How Carlos would obtain his green card through Cindy’s petition AFTER he has returned with advance parole:

  • Carlos applies to DHS and is granted advance parole to travel to Mexico. He travels to Mexico and therefore is permitted to return by DHS. (DHS approves most DACA advance parole requests.)

  • Cindy, Carlos’ wife, is able to file an immediate relative adjustment of status application for him because his last return to the U.S. was with the permission of DHS even though his initial entry as a child was unlawful.

  • Carlos’ trip to Mexico did not result in the “ten year bar” because he traveled with advance parole. Therefore, he does not have to file a waiver with his green card application.

  • Carlos, accompanied by Cindy, has his adjustment interview in the San Francisco DHS office five months later.

  • DHS approves the adjustment application at the interview and Carlos is a permanent resident! (The actual “green card” will be mailed to him later.)

  • If DHS denies the application, Carlos remains lawfully in the U.S. with DACA status

The advantages of adjusting status in the U.S. after returning with advance parole are:

1) Carlos will not have to file a provisional waiver application because he is not subject to the ten year bar.
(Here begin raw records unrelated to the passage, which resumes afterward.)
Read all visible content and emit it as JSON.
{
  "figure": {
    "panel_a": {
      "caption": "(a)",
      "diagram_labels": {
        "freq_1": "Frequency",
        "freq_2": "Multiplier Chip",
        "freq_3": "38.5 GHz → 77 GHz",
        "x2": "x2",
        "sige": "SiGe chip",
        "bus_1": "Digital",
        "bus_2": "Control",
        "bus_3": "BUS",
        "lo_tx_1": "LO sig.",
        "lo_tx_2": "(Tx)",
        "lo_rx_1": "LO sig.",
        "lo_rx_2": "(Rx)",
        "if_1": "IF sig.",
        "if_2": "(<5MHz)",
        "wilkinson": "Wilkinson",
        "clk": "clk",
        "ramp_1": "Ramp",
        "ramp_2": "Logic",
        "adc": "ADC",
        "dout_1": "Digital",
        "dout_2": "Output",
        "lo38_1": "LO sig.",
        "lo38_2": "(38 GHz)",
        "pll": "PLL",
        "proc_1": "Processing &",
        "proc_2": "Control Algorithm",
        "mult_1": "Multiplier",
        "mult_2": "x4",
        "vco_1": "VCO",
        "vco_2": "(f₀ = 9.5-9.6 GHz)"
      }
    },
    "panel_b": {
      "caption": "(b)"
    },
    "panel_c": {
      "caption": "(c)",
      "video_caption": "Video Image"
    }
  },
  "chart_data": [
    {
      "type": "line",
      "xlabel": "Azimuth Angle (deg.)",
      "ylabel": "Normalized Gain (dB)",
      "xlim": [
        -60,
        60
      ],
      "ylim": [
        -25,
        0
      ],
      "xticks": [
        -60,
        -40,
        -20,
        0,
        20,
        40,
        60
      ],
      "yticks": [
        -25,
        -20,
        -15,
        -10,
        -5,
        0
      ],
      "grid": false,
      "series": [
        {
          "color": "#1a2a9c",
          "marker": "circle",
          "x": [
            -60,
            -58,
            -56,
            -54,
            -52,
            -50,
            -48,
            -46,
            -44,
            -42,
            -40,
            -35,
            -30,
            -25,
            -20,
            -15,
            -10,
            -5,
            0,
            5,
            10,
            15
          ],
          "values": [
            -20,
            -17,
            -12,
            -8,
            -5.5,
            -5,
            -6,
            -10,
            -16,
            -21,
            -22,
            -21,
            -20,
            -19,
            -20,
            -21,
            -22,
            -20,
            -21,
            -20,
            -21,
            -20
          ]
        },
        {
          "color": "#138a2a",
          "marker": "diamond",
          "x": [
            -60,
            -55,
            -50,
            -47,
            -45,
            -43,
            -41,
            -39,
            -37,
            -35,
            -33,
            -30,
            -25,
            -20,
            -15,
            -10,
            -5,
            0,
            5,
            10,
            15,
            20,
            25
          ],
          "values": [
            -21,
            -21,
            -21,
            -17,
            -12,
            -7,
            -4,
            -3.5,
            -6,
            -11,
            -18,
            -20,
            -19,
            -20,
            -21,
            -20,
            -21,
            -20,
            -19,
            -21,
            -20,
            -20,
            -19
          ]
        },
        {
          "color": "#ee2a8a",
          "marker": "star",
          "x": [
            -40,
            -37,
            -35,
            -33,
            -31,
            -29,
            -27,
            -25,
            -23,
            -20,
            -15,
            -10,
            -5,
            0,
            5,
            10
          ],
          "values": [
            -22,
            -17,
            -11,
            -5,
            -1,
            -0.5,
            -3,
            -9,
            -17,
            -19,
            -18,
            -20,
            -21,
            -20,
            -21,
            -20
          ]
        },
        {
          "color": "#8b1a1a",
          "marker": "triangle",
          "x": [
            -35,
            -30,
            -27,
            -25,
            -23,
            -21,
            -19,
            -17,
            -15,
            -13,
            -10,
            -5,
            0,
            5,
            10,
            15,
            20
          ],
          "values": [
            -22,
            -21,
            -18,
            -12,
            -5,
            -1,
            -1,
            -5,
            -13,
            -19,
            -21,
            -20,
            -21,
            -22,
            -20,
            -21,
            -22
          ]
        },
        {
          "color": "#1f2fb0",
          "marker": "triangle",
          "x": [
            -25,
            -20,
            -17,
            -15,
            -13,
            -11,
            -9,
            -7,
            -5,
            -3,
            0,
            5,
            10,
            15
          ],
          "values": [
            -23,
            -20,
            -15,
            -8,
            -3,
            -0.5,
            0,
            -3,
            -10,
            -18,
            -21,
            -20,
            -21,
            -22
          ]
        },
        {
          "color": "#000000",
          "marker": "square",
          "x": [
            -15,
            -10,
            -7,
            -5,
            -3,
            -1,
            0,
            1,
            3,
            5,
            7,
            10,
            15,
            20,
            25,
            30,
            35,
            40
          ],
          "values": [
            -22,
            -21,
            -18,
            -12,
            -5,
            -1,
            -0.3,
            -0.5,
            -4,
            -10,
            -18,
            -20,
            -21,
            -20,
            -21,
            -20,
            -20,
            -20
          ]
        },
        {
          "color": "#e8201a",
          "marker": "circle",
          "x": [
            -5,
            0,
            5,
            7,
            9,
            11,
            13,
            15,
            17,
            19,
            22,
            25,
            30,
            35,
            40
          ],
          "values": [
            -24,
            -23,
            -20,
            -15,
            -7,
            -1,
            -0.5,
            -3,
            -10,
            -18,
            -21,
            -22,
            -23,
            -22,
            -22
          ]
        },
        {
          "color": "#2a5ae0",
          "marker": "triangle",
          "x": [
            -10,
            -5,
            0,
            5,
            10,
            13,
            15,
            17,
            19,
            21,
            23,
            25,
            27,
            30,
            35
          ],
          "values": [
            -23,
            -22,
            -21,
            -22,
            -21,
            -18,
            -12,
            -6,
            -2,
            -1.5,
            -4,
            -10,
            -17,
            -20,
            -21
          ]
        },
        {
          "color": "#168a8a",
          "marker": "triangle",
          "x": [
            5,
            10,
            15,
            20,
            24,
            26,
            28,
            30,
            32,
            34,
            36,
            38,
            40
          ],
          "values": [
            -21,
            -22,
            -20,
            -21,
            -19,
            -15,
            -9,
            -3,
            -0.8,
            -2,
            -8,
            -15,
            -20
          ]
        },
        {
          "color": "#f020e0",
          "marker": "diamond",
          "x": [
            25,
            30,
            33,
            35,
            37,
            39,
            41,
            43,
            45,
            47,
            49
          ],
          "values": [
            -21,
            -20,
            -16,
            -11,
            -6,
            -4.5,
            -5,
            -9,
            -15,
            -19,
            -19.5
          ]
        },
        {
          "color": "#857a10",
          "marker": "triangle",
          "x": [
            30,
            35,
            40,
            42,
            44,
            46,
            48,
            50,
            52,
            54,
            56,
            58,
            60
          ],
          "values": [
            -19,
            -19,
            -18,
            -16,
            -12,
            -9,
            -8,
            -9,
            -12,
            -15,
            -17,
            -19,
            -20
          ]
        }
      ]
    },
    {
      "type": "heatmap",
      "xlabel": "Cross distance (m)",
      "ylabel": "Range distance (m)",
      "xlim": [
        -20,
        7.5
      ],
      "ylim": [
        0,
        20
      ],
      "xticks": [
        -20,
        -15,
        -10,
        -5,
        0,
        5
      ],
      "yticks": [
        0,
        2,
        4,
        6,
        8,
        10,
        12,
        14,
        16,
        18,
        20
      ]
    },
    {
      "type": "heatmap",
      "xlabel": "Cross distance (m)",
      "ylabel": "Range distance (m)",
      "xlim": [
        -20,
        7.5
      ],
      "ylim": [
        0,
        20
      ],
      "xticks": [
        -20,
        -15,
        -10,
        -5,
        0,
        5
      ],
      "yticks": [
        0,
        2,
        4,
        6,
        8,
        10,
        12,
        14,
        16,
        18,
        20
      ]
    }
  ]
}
DHS is currently denying a good number of these applications. Carlos will also save thousands of dollars in legal fees because it is much more work for an attorney to do a waiver application than to do an advance parole application.

2) If Carlos’ adjustment application is denied, he will be able to stay lawfully in the U.S. whereas if he were denied at the U.S. Consulate, he would be stuck in Mexico.

3) The adjustment process will take much less time than consular processing.

MARIA MADRE has a citizen son John, born in the U.S. who is 12 years old in 2015.

How Maria would obtain her green card through John’s petition AFTER she has returned with advance parole:

  • Once her son John turns 21, he is able to file an immediate relative adjustment of status application for her because her last return to the U.S. with advance parole was with the permission of DHS. Maria’s trip to Mexico did not result in the “ten year bar” because she traveled with advance parole.

  • DHS approves her permanent residency at the adjustmentinterview.

How Maria would obtain her green card through Maria’s petition if she did not travel with advance parole:

Maria would not be able to obtain her green card at the interview at the U.S. consulate in Mexico because of the ten year bar for unlawful presence. There is no waiver for the parent of a U.S. citizen. She would have to stay ten years in Mexico.

By Mark Silverman, and Alison Kamhi, Immigrant Legal Resource Center, August 1, 2015.